2022 Summary
In 2022, the MLCommons Science Working Group transitioned from foundational goal-setting to the active development, refinement, and standardization of a diverse suite of scientific benchmarks.
Key Initiatives
Standardization and Compliance
A primary focus of the year was ensuring that scientific benchmarks were compliant with MLCommons standards while remaining scientifically relevant. This included: - Science Training Policy: Developing a tailored set of rules that mandate both performance and scientific accuracy, ensuring that "winning" a benchmark requires a scientifically valid result. - Reference Implementations: Evaluating the compliance of the Science benchmark suite and refining the process for adding new benchmarks to the ecosystem.

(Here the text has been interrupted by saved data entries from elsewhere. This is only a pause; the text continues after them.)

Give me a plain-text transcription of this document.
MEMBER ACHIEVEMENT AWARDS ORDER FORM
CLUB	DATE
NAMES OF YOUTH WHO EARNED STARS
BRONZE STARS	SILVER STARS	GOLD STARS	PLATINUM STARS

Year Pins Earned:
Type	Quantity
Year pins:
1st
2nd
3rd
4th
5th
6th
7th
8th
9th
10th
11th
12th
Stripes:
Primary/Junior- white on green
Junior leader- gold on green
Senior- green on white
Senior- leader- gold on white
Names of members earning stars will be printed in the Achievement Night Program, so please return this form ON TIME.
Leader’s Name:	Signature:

Expansion of the Benchmark Suite
The group significantly expanded its portfolio of benchmarks, moving toward a "surrogate-heavy" approach: - Refinement of Existing Benchmarks: Improvements were made to the Earthquake and Cloudmask benchmarks, and the STEMDL benchmark was enhanced through feature engineering and the exploration of Vision Transformers. - New Surrogate Models: The group introduced a wide array of new surrogates, including: - Environmental & Geophysical: Tsunami inundation and Diffusion solvers. - Engineering: CFD (Computational Fluid Dynamics) for helicopter rotor aerodynamics. - Physics & Energy: Fusion plasma simulations and Autotuning surrogates for BLAS members. - Health: Epidemic (Covid) simulation surrogates.
Energy and Power Analysis
Building on the FAIR principles of 2021, the group emphasized the need to measure energy consumption. Discussions highlighted that FLOP rates alone are insufficient, and that power-related metrics are critical for understanding the true cost and efficiency of scientific AI.
Data Quality and FAIRness
The group conducted a rigorous assessment of existing MLCommons benchmarks, identifying inconsistencies in system definition files. This led to: - Data Quality Improvements: Recommendations to MLCommons for better data standardization. - FAIR4ML: Support for the formation of the RDA Interest Group "FAIR for Machine Learning" (FAIR4ML) to bridge the gap between the FAIR data community and the ML community.
Community Engagement
The group increased its visibility through: - Conference Presence: A successful BOF (Birds of a Feather) session at SC22, which generated significant interest in scientific benchmarking. - Public Outreach: Drafting blog posts and coordinating with MLCommons PR to announce the availability of science benchmarks.
Summary of Progress
By the end of 2022, the Science WG had evolved from a small group of collaborators into a structured entity with a growing library of benchmarks, a clear policy for compliance, and a strong commitment to the intersection of scientific accuracy and computational performance.